A Foreign Ministry spokesman said Israel was surprised to hear that Turkey had asked its ambassador, Ahmet Oguz Celikkol, to return to Ankara. The issue had not come up in a conversation the Foreign Ministry had with Celikkol on Monday morning, nor in the conversation that Israel’s ambassador to Turkey had with officials in Ankara.

Turkey’s Deputy Under-Secretary Selim Yenel told The Jerusalem Post that the decision to recall the ambassador had been taken only after those meetings were held.

“Under the circumstances,” he said, “it was the least we could do.”

Turkey has recalled its ambassador from other countries in response to much less.

He said he did not know how long it would be before the ambassador was returned.

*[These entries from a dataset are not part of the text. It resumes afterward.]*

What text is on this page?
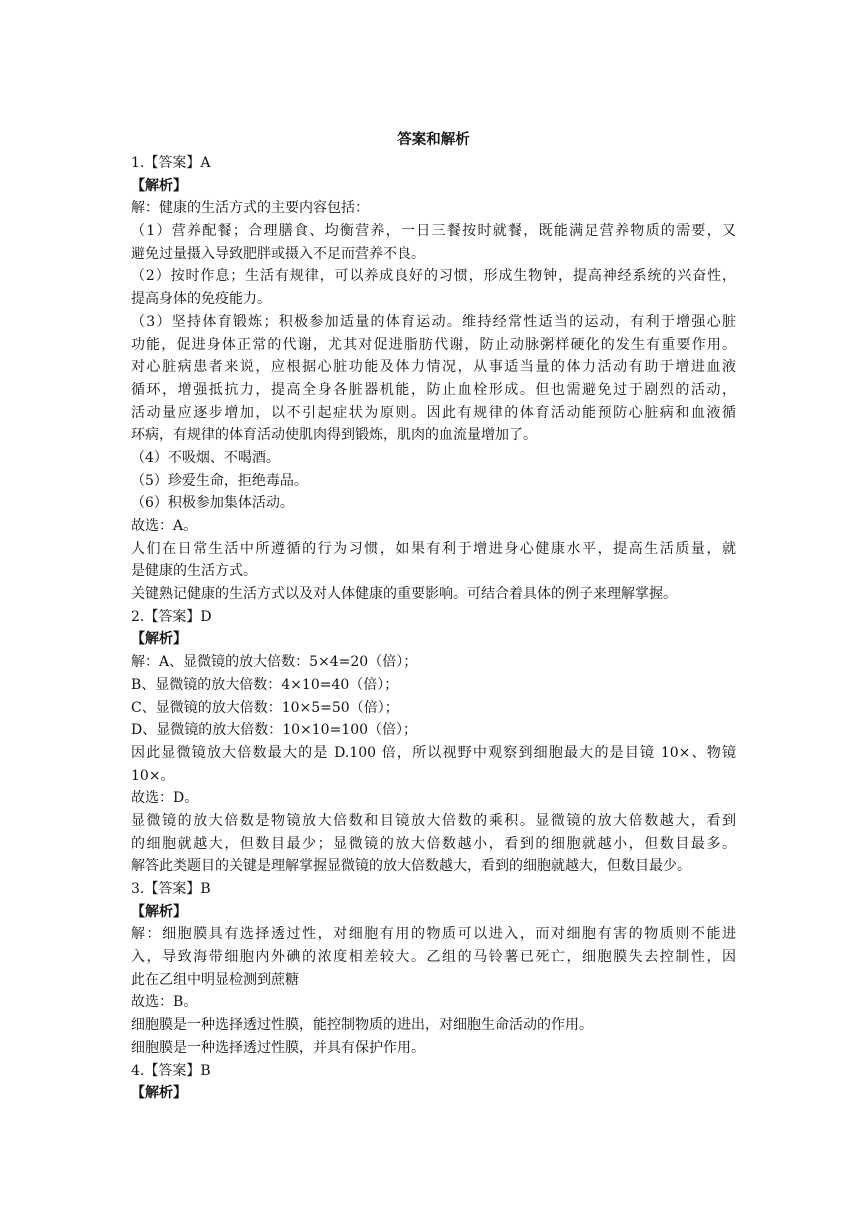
答案和解析
1.【答案】A
【解析】
解：健康的生活方式的主要内容包括：
（1）营养配餐；合理膳食、均衡营养，一日三餐按时就餐，既能满足营养物质的需要，又
避免过量摄入导致肥胖或摄入不足而营养不良。
（2）按时作息；生活有规律，可以养成良好的习惯，形成生物钟，提高神经系统的兴奋性，
提高身体的免疫能力。
（3）坚持体育锻炼；积极参加适量的体育运动。维持经常性适当的运动，有利于增强心脏
功能，促进身体正常的代谢，尤其对促进脂肪代谢，防止动脉粥样硬化的发生有重要作用。
对心脏病患者来说，应根据心脏功能及体力情况，从事适当量的体力活动有助于增进血液
循环，增强抵抗力，提高全身各脏器机能，防止血栓形成。但也需避免过于剧烈的活动，
活动量应逐步增加，以不引起症状为原则。因此有规律的体育活动能预防心脏病和血液循
环病，有规律的体育活动使肌肉得到锻炼，肌肉的血流量增加了。
（4）不吸烟、不喝酒。
（5）珍爱生命，拒绝毒品。
（6）积极参加集体活动。
故选：A。
人们在日常生活中所遵循的行为习惯，如果有利于增进身心健康水平，提高生活质量，就
是健康的生活方式。
关键熟记健康的生活方式以及对人体健康的重要影响。可结合着具体的例子来理解掌握。
2.【答案】D
【解析】
解：A、显微镜的放大倍数：5×4=20（倍）；
B、显微镜的放大倍数：4×10=40（倍）；
C、显微镜的放大倍数：10×5=50（倍）；
D、显微镜的放大倍数：10×10=100（倍）；
因此显微镜放大倍数最大的是 D.100 倍，所以视野中观察到细胞最大的是目镜 10×、物镜
10×。
故选：D。
显微镜的放大倍数是物镜放大倍数和目镜放大倍数的乘积。显微镜的放大倍数越大，看到
的细胞就越大，但数目最少；显微镜的放大倍数越小，看到的细胞就越小，但数目最多。
解答此类题目的关键是理解掌握显微镜的放大倍数越大，看到的细胞就越大，但数目最少。
3.【答案】B
【解析】
解：细胞膜具有选择透过性，对细胞有用的物质可以进入，而对细胞有害的物质则不能进
入，导致海带细胞内外碘的浓度相差较大。乙组的马铃薯已死亡，细胞膜失去控制性，因
此在乙组中明显检测到蔗糖
故选：B。
细胞膜是一种选择透过性膜，能控制物质的进出，对细胞生命活动的作用。
细胞膜是一种选择透过性膜，并具有保护作用。
4.【答案】B
【解析】
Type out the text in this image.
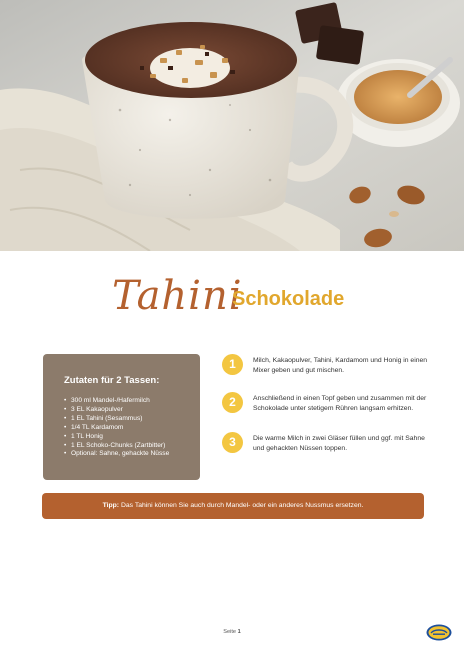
Tahini
Schokolade
Zutaten für 2 Tassen:
• 300 ml Mandel-/Hafermilch
• 3 EL Kakaopulver
• 1 EL Tahini (Sesammus)
• 1/4 TL Kardamom
• 1 TL Honig
• 1 EL Schoko-Chunks (Zartbitter)
• Optional: Sahne, gehackte Nüsse
1	Milch, Kakaopulver, Tahini, Kardamom und Honig in einen Mixer geben und gut mischen.
2	Anschließend in einen Topf geben und zusammen mit der Schokolade unter stetigem Rühren langsam erhitzen.
3	Die warme Milch in zwei Gläser füllen und ggf. mit Sahne und gehackten Nüssen toppen.
Tipp: Das Tahini können Sie auch durch Mandel- oder ein anderes Nussmus ersetzen.
Seite 1
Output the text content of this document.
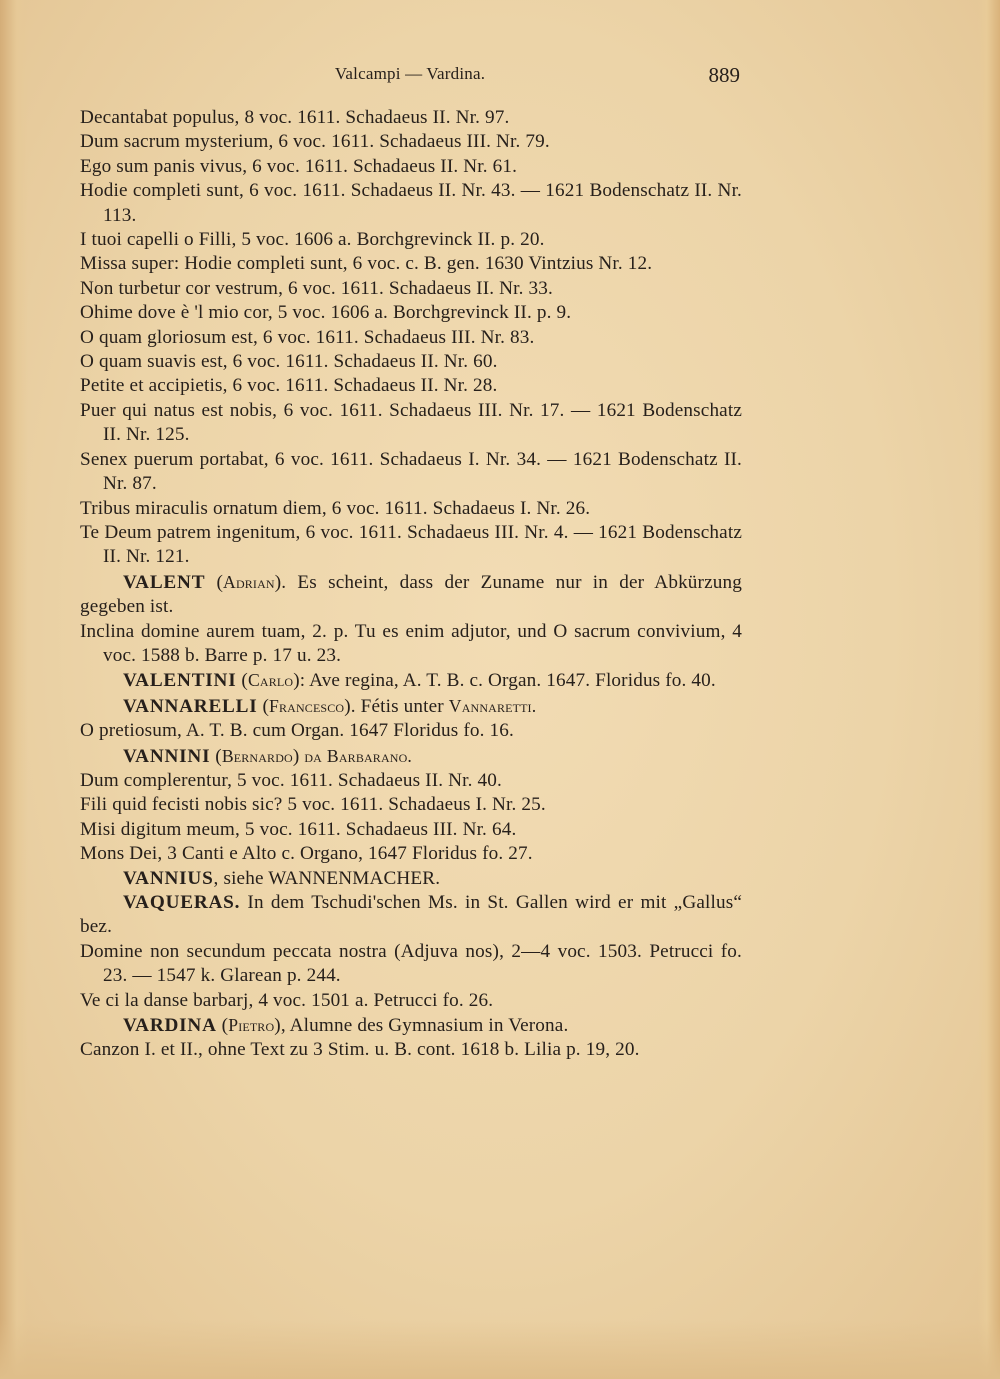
Valcampi — Vardina.	889

Decantabat populus, 8 voc. 1611. Schadaeus II. Nr. 97.

Dum sacrum mysterium, 6 voc. 1611. Schadaeus III. Nr. 79.

Ego sum panis vivus, 6 voc. 1611. Schadaeus II. Nr. 61.

Hodie completi sunt, 6 voc. 1611. Schadaeus II. Nr. 43. — 1621 Bodenschatz II. Nr. 113.

I tuoi capelli o Filli, 5 voc. 1606 a. Borchgrevinck II. p. 20.

Missa super: Hodie completi sunt, 6 voc. c. B. gen. 1630 Vintzius Nr. 12.

Non turbetur cor vestrum, 6 voc. 1611. Schadaeus II. Nr. 33.

Ohime dove è 'l mio cor, 5 voc. 1606 a. Borchgrevinck II. p. 9.

O quam gloriosum est, 6 voc. 1611. Schadaeus III. Nr. 83.

O quam suavis est, 6 voc. 1611. Schadaeus II. Nr. 60.

Petite et accipietis, 6 voc. 1611. Schadaeus II. Nr. 28.

Puer qui natus est nobis, 6 voc. 1611. Schadaeus III. Nr. 17. — 1621 Bodenschatz II. Nr. 125.

Senex puerum portabat, 6 voc. 1611. Schadaeus I. Nr. 34. — 1621 Bodenschatz II. Nr. 87.

Tribus miraculis ornatum diem, 6 voc. 1611. Schadaeus I. Nr. 26.

Te Deum patrem ingenitum, 6 voc. 1611. Schadaeus III. Nr. 4. — 1621 Bodenschatz II. Nr. 121.

VALENT (Adrian). Es scheint, dass der Zuname nur in der Abkürzung gegeben ist.

Inclina domine aurem tuam, 2. p. Tu es enim adjutor, und O sacrum convivium, 4 voc. 1588 b. Barre p. 17 u. 23.

VALENTINI (Carlo): Ave regina, A. T. B. c. Organ. 1647. Floridus fo. 40.

VANNARELLI (Francesco). Fétis unter Vannaretti.

O pretiosum, A. T. B. cum Organ. 1647 Floridus fo. 16.

VANNINI (Bernardo) da Barbarano.

Dum complerentur, 5 voc. 1611. Schadaeus II. Nr. 40.

Fili quid fecisti nobis sic? 5 voc. 1611. Schadaeus I. Nr. 25.

Misi digitum meum, 5 voc. 1611. Schadaeus III. Nr. 64.

Mons Dei, 3 Canti e Alto c. Organo, 1647 Floridus fo. 27.

VANNIUS, siehe WANNENMACHER.

VAQUERAS. In dem Tschudi'schen Ms. in St. Gallen wird er mit „Gallus“ bez.

Domine non secundum peccata nostra (Adjuva nos), 2—4 voc. 1503. Petrucci fo. 23. — 1547 k. Glarean p. 244.

Ve ci la danse barbarj, 4 voc. 1501 a. Petrucci fo. 26.

VARDINA (Pietro), Alumne des Gymnasium in Verona.

Canzon I. et II., ohne Text zu 3 Stim. u. B. cont. 1618 b. Lilia p. 19, 20.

At present, he said, Celikkol had been “recalled for consultations.”

But there was no question, he added, that Israel’s actions had harmed the relationship between the two countries, which has been rocky since the IDF’s military operation in Gaza in January 2009.

“We have tried to salvage the relationship,” he said.

Yenel noted that it was important to stress that “this is not a Turkish-Israel incident,” but an issue of Israel’s relationship with the international community.

This was an attack on a “peaceful ship,” said Yenel, who dismissed the IDF claim that it had been attacked.

There are peaceful ways of preventing boats from entering one’s territory, he said.

“We expect Israel to act in a responsible fashion and to make amends,” he added.

However, Foreign Minister Avigdor Lieberman defended Israel’s actions, without which, he said, ships like this one could transport weapons to Gaza.

Israel had the right, as did any sovereign nation, to inspect ships heading into its waters, he said. The foreign minister added that Israel “has not changed its attitude toward Turkey; it is Turkey which has changed.”